Questa settimana sono attesi i decreti attuativi del pacchetto “La Buona Scuola” con cui il governo intende “riscrivere le regole” del sistema formativo, come ha ribadito di recente il premier Matteo Renzi. Il progetto cerca di chiudere definitivamente l’annosa questione dei circa 123mila precari (obbligo imposto dall’Unione Europea), impiegando a questo scopo quasi tutti i fondi disponibili e lasciando ben poco ad altri obiettivi previsti nel piano, come la formazione degli insegnanti o l’innovazione tecnologica. 



La proposta tocca anche altri punti importanti, come la carriera dei docenti legata al merito ma, nel complesso, avrebbe potuto essere più coraggiosa. Non bisogna dimenticare infatti che dalla scuola dipende chi saranno gli adulti di domani e come porteranno avanti la vita del Paese. Studi internazionali certificano che una proposta formativa di qualità dipende da: un progetto chiaro, condiviso, controllato e modificato sugli esiti della verifica; insegnanti selezionati in base alle esigenze del progetto e non con criteri burocratici; dirigenti in grado di usare le risorse in modo flessibile e di acquisirne di nuove; famiglie e studenti che partecipano in modo attivo; un potere centrale che dialoga con le scuole fissando poche regole essenziali e controllando il raggiungimento degli obiettivi. 



Si tratta — alla radice — dei temi dell’autonomia, rimasti per lo più sulla carta a diciotto anni dalla legge 59 che sancì la trasformazione delle scuole in “istituzioni scolastiche dotate di autonomia gestionale e personalità giuridica”. Nemmeno il secondo principio essenziale all’evoluzione del sistema formativo, quello della parità scolastica, ha fatto passi avanti dalla legge 62 voluta ormai quindici anni fa dall’allora ministro dell’Istruzione Luigi Berlinguer, legge che, benché rimasta senza copertura finanziaria, ha equiparato scuole statali e paritarie in un unico sistema pubblico.



Anche in tema di parità, studi comparati sui sistemi scolastici, insieme all’evidenza dei cambiamenti sociali in atto, mostrano come continuare a far coincidere “scuola pubblica” con “scuola gestita dallo Stato” sia ormai anacronistico e deleterio per il bene del servizio pubblico. Sistemi di scuole autonome e paritarie, di diritto pubblico e privato, sono concepiti ormai in tutti i paesi avanzati per favorire una competizione virtuosa tra scuole in funzione della qualità e per costruire un sistema che valorizzi forza ideale, creatività ed energie presenti nel tessuto sociale, secondo il principio di sussidiarietà.
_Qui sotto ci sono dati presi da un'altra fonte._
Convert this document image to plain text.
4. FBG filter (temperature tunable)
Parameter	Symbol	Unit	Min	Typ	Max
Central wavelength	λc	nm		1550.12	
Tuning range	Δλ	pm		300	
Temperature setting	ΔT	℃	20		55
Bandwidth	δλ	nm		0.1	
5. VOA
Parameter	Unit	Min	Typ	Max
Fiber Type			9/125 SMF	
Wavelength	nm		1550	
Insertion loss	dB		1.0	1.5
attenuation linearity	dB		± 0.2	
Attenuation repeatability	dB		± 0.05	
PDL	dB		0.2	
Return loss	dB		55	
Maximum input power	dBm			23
E’ utile ricordare che in Italia le scuole paritarie sono promosse da ordini religiosi, ma anche da laici di diverse estrazioni culturali e che il finanziamento pubblico della scuola privata è previsto in quasi tutti i paesi dell’Unione europea garantendo l’accesso e l’iscrizione libera e gratuita per tutti gli studenti. 

E’ davvero arrivato il momento di dare una svolta. Non con grandi rivoluzioni, ma ad esempio a partire da una sperimentazione controllata, che preveda una autonomia piena, didattica, organizzativa e finanziaria delle scuole statali. E, per chi frequenta le paritarie, estendendo metodi di finanziamento già condivisi tra le diverse forze politiche, quali i voucher, i buoni scuola o altri contributi alle famiglie (attivi in diverse regioni tra cui Toscana, Emilia, Lombardia) e prevedendo la detraibilità fiscale delle rette pagate dalle famiglie. Questo permetterebbe senza traumi di continuare sul piano economico la strada intrapresa da Berlinguer su quello giuridico. E sarebbe un riconoscimento per i 2 miliardi e 680 milioni di euro che lo Stato risparmia grazie all’esistenza delle scuole paritarie con il loro milione di studenti. Nell’orizzonte delle riforme verso cui deve avviarsi il nostro Paese questo nuovo approccio alla scuola, prima o poi, dovrà essere intrapreso.